The lure of big money makes it easy for even the most progressive and anti-capitalist protest singers to succumb to the temptation to sell out their music to advance corporate goals. In a CBS news online article about the subject of rock singers selling their music to advertising, Bill Flanagan points out that not every musician is willing to sell out:
Two of the surviving Doors sued the third, drummer John Densmore, for blocking their attempts to sell Doors songs to commercials. Densmore said it was counter to everything the band had stood for, and added that if Jim Morrison were really dead he'd turn over in his grave. Well, actually I made up that last part but you get the idea. Densmore believes the Doors stood for something bigger than making the most bucks off the old songs, and they should preserve their dignity.
The irony here is that, unlike Mellencamp and Earle, the Doors didn't record protest songs and were not identified with political activism.

A few years ago, I got interested in the idea of doing voice over work, so I took some evening classes from a voice over casting director. There are many kinds of voice over work, but the majority of it involves acting in radio commercials, and it was easy for me as a student to get swept along with the tide and make that my own emphasis. At some point, though, I realized that I didn't want to be a prostitute for corporate interests. I stopped taking the classes, leaving open the possibility of studying voice over again at a later time, but with a different area of emphasis.

In our society, the corporate value system is so overwhelming accepted that even protest singers often give no thought to selling themselves out to it. I can't really blame Mellencamp and Earle, since, as my own experience with voice over classes showed, I too have been a sinner. Capitalism makes sinners of us all.

But still. It is a sad sign of the present state of our society that there is no counter-ethic out there for people to turn to. There are no Woody Guthries out there. The corporate sensibility is so ingrained in all of us that it just becomes accepted without thinking that we should just go along and participate in the system of whoring ourselves to corporate advertisers.

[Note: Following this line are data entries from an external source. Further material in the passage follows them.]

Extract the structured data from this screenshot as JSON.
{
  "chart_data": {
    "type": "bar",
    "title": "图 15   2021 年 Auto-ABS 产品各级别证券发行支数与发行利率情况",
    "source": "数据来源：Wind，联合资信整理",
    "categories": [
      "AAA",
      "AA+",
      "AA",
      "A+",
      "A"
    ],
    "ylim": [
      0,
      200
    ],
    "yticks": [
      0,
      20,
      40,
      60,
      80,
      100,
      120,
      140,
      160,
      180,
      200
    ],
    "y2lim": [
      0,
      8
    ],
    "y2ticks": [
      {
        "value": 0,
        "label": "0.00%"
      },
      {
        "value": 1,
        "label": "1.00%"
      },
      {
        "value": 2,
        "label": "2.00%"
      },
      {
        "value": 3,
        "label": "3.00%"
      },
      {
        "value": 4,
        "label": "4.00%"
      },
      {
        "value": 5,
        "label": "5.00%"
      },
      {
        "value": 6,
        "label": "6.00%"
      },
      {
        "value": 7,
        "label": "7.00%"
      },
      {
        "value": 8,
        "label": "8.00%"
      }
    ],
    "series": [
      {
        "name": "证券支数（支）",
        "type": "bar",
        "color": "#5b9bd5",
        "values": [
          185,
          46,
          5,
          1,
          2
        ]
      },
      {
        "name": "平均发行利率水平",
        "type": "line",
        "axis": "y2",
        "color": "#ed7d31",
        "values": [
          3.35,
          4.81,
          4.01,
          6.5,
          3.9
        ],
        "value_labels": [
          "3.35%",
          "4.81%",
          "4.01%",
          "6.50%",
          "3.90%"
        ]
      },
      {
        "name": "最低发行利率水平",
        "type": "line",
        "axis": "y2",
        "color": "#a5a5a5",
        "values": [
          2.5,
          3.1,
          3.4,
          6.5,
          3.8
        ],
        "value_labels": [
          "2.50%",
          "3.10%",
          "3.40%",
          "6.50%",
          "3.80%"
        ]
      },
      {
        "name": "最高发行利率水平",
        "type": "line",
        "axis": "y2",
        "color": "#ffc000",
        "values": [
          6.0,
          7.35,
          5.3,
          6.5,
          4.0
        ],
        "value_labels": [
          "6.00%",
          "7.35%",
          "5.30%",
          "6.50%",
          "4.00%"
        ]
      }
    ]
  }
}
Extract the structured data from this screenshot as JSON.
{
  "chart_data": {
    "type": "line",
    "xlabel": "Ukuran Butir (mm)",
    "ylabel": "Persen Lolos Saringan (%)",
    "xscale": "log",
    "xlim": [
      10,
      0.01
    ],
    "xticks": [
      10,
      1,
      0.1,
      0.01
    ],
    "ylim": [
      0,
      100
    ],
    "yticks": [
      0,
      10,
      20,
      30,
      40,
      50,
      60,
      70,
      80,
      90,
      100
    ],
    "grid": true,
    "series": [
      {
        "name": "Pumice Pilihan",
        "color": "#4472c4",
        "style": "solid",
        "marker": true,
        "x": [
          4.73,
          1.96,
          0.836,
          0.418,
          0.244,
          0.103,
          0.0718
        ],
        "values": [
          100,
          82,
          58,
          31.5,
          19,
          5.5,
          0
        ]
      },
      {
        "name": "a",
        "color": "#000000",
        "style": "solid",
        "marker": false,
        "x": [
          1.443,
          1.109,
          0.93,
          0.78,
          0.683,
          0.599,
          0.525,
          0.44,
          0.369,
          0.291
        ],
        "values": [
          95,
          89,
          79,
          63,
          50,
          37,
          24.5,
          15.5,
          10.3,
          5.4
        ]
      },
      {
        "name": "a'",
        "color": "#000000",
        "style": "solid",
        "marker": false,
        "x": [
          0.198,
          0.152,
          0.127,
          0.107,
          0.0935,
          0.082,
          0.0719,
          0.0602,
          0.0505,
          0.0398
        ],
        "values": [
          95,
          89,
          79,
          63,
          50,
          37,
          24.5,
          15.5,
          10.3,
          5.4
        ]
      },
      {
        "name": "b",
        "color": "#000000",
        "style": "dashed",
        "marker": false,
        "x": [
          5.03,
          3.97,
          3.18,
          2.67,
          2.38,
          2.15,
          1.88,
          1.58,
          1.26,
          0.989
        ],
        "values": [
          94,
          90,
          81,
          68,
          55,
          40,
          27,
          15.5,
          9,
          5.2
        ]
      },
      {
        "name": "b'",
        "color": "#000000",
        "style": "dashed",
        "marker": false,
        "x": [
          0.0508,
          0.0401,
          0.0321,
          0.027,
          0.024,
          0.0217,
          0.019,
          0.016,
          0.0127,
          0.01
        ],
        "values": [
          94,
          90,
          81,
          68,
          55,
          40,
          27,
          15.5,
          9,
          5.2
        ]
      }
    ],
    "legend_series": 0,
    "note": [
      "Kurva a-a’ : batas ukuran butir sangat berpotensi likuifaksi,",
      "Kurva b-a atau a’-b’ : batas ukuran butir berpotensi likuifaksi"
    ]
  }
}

Marcus Borg, in his book Jesus: Uncovering the Life, Teachings, and Relevance of a Religious Revolutionary, wrote:
Jesus pronounced blessings on the poor and woes upon the wealthy. Why? Because the poor were especially virtuous, and the wealthy lacked personal virtue? If the wealthy followed the Ten Commandments, would that have been enough? But the issue does not seem to be personal goodness. Rather, the kingdom of God, God's dream for the world, will bring blessing for those burdened by the domination system and woe for the perpetrators and beneficiaries. The kingdom of God is about a great reversal of the way things are.
And the question for us today is therefore this: do we live our lives as participants in the way things are, or as the way they should be?